In più si chiede Orfini, “per quanto potrà durare l’alibi di Salvini? Non si può costruire un progetto politico sulla paura dei populisti e di Salvini. Dobbiamo anzi sfidarli a viso aperto, costruendo un’alternativa che miri a contendergli i voti. Se noi ci affidiamo alla paura e alla politica delle alleanze non vinceremo mai. Il fatto che ampia parte dei ceti popolari voti per il centrodestra dovrebbe farci interrogare e spingerci a trovare alternative radicali, non a scimmiottare le loro politiche”. C’è chi vede un’alternativa in Mario Draghi, nuovo papa straniero di una politica sempre in cerca di personalità esterne ai partiti. Orfini ha sentito il discorso dell’ex governatore della Bce al Meeting di Rimini e l’ha apprezzato in parte. “Draghi è una persona seria e ha fatto un discorso serio cogliendo alcuni dei nodi, che peraltro alcuni di noi hanno segnato in questi mesi, compresa l’idea che non si possa andare avanti a immaginare che l’unica forma di politica economica siano bonus e sussidi. Andavano bene nella primissima fase dell’emergenza, in pieno locwdown, per tutte quelle categorie in difficoltà per effetto della crisi. Ora però abbiamo bisogno di ripensare un sistema che produca sviluppo e crescita. Non possiamo avere come obiettivo tornare a come eravamo prima, perché l’Italia di prima non andava bene. Era diseguale, ingiusta, piena di lentezze, inefficienze e difficoltà. Quindi, tanto più forti della vittoria che abbiamo avuto in Europa, dobbiamo proporre un progetto di innovazione e di cambiamento veri. Non con bonus e sussidi elargiti a pioggia ogni mese.

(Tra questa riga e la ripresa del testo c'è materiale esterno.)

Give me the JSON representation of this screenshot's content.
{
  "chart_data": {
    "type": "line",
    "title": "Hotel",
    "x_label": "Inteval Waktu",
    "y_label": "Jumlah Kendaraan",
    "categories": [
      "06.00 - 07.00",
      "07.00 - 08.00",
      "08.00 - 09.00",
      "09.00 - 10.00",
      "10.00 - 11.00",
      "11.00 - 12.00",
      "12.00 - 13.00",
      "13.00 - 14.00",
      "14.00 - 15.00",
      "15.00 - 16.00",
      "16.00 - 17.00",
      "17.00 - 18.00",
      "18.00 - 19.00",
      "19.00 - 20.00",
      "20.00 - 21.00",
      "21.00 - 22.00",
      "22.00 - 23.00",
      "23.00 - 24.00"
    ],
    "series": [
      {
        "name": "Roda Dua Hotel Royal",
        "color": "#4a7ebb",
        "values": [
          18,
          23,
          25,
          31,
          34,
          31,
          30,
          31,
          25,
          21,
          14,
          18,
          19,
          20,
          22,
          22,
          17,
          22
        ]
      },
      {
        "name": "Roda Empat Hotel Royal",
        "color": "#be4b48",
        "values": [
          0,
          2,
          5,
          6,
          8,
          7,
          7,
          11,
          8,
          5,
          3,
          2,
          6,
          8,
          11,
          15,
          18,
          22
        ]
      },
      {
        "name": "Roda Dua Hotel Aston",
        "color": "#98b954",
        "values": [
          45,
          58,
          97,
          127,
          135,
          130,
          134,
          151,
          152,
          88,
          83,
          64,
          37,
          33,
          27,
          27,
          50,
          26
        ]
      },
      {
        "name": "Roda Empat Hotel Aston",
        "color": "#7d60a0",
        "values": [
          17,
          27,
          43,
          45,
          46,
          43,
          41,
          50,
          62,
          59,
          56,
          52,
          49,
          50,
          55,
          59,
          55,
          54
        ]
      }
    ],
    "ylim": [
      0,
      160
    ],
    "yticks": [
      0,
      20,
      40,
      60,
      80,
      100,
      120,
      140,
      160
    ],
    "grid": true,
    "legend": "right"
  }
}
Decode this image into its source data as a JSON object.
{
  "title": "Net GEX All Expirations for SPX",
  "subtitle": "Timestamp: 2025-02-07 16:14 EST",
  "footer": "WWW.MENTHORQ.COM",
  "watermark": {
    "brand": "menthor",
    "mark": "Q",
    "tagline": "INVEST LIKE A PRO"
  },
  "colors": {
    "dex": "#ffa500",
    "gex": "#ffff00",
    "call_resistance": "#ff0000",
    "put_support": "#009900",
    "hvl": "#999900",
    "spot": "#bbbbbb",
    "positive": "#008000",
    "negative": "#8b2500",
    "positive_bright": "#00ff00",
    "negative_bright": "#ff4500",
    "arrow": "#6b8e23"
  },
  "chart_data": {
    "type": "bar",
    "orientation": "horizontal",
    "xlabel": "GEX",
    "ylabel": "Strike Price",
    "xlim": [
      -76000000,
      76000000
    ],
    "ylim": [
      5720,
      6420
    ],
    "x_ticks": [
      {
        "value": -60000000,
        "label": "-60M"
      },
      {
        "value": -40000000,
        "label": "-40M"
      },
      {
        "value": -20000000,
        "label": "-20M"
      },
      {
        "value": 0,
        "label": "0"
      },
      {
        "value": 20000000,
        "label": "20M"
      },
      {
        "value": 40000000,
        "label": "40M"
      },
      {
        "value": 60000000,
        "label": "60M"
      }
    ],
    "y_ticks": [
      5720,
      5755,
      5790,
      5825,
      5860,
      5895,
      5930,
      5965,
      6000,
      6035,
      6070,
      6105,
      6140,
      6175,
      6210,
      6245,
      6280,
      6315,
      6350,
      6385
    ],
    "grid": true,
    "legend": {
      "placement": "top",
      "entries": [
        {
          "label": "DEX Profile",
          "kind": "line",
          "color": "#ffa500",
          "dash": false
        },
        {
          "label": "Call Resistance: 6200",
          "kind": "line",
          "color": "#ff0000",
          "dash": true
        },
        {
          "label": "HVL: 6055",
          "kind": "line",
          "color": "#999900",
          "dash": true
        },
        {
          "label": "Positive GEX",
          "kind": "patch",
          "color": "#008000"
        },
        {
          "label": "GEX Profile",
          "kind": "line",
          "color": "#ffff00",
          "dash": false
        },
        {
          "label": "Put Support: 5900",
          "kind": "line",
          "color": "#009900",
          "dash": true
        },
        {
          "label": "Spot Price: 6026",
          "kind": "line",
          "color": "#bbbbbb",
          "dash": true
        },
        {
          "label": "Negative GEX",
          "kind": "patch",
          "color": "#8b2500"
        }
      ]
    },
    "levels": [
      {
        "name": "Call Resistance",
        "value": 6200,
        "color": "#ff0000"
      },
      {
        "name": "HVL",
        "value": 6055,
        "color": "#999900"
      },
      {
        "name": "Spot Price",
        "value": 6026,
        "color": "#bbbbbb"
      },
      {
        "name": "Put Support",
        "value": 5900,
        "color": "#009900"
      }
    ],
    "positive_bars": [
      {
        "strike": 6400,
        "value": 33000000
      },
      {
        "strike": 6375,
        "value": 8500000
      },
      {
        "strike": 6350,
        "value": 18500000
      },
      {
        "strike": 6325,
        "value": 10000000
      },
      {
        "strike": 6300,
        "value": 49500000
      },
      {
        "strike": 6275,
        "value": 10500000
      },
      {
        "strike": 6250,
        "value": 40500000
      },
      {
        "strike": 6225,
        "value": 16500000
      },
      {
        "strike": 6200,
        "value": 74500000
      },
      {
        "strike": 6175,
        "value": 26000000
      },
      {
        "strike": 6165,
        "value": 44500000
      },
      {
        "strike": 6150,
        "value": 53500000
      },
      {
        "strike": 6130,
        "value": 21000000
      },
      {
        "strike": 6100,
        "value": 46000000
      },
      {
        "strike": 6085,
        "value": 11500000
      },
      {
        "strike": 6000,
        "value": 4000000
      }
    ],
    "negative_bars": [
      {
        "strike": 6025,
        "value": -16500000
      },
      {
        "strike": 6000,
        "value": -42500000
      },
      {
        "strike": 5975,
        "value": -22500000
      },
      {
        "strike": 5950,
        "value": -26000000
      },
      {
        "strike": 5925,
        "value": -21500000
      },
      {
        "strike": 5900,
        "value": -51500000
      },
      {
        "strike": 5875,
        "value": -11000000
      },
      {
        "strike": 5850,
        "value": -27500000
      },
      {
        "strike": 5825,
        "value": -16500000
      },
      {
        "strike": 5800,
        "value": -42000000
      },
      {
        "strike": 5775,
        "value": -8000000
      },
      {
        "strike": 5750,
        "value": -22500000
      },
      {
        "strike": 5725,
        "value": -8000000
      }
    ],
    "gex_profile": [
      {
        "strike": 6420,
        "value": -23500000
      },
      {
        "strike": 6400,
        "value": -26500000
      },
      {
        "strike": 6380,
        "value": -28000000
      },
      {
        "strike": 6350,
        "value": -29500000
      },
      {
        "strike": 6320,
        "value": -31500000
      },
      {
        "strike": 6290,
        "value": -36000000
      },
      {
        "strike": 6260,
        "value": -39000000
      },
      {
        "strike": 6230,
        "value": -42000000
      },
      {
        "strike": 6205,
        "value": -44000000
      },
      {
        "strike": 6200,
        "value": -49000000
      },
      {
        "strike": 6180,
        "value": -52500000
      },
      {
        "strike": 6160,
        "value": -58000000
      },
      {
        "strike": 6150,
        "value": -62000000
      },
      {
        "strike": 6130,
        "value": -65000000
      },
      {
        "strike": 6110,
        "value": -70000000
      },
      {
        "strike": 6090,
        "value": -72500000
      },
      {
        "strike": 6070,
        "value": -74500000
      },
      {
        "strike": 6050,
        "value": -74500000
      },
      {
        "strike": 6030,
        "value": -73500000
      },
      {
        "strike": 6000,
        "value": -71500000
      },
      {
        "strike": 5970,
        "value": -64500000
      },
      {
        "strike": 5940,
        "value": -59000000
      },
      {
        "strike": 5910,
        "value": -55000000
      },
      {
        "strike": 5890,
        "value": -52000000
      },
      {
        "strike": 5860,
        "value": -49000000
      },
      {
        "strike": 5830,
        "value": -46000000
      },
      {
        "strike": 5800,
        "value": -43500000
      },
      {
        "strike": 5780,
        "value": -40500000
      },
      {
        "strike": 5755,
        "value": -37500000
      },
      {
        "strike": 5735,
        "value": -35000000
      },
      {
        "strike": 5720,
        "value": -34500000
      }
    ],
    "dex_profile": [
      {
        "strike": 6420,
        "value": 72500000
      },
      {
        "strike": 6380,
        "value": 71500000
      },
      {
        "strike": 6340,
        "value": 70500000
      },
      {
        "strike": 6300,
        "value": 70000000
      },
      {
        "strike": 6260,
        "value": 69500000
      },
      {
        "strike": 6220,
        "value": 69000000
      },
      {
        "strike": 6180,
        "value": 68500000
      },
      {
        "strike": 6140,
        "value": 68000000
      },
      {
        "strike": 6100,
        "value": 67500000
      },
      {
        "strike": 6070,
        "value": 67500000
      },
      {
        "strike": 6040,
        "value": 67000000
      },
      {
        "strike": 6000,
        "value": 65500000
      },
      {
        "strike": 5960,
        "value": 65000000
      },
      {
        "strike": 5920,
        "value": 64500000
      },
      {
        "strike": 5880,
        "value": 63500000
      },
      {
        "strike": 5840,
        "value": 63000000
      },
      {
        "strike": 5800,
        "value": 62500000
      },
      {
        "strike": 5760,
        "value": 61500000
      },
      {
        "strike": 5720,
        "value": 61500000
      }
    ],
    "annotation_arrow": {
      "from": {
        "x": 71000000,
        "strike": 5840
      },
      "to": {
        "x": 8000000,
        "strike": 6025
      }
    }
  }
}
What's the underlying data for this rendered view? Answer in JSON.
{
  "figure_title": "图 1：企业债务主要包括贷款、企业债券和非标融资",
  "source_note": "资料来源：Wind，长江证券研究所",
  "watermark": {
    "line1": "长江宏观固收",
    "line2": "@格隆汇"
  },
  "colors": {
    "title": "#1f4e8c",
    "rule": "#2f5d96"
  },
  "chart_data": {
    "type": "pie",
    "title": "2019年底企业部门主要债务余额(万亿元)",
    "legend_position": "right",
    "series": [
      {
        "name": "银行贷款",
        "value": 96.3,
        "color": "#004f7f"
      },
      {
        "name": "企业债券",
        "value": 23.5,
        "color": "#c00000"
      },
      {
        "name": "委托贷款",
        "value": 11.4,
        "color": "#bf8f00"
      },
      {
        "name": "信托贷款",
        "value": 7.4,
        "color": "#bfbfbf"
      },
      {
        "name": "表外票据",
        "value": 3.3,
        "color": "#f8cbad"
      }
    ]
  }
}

Fin qui non s’è vista la capacità di indicare una via efficace. Serve un salto di qualità e bene ha fatto Draghi a indicare quali sono le esigenze”.

  

Ciò detto, spiega Orfini, c’è una questione che va precisata meglio. “Draghi ha colto correttamente l’esistenza di una questione giovanile nel nostro paese. Però non penso che possa essere affrontata solo con il giusto richiamo alla necessità di investire sulla formazione dei giovani. Anche perché siamo di fronte a due generazioni di giovani ed ex giovani che sono tra i più formati della storia nel nostro paese. Hanno un capitale umano enorme e vivono in condizione di precarietà esistenziale e professionale, spesso sono nell’oggettiva impossibilità di svolgere la professione per la quale si sono formati. A quella generazione negli anni sono stati sottratti diritti, tutele, welfare, forse dovremmo ripartire dalle generazioni alle quali sono state negate queste cose. Dobbiamo rivedere i meccanismi corporativi di accesso ad alcune professioni nel nostro paese, serve la parità salariale. Pensiamo a quanti ragazzi ed ex ragazzi siedono al loro posto di lavoro con accanto una persona che ha le loro stesse funzioni e guadagna il doppio, con un pacchetto di diritti superiore, frutto di politiche fatte da governi di centrosinistra. Attenzione, non significa levarli agli altri ma darli a chi è più giovane. Ci sono intere generazioni messe in condizione di emarginazione. Basti pensare alla pubblica amministrazione, che si regge sul precariato di stato. Il caso più eclatante è quello della scuola, che va avanti grazie a un esercito di precari che non si vuole stabilizzare e che secondo la ministra Azzolina hanno pure la colpa di essere sfruttati”.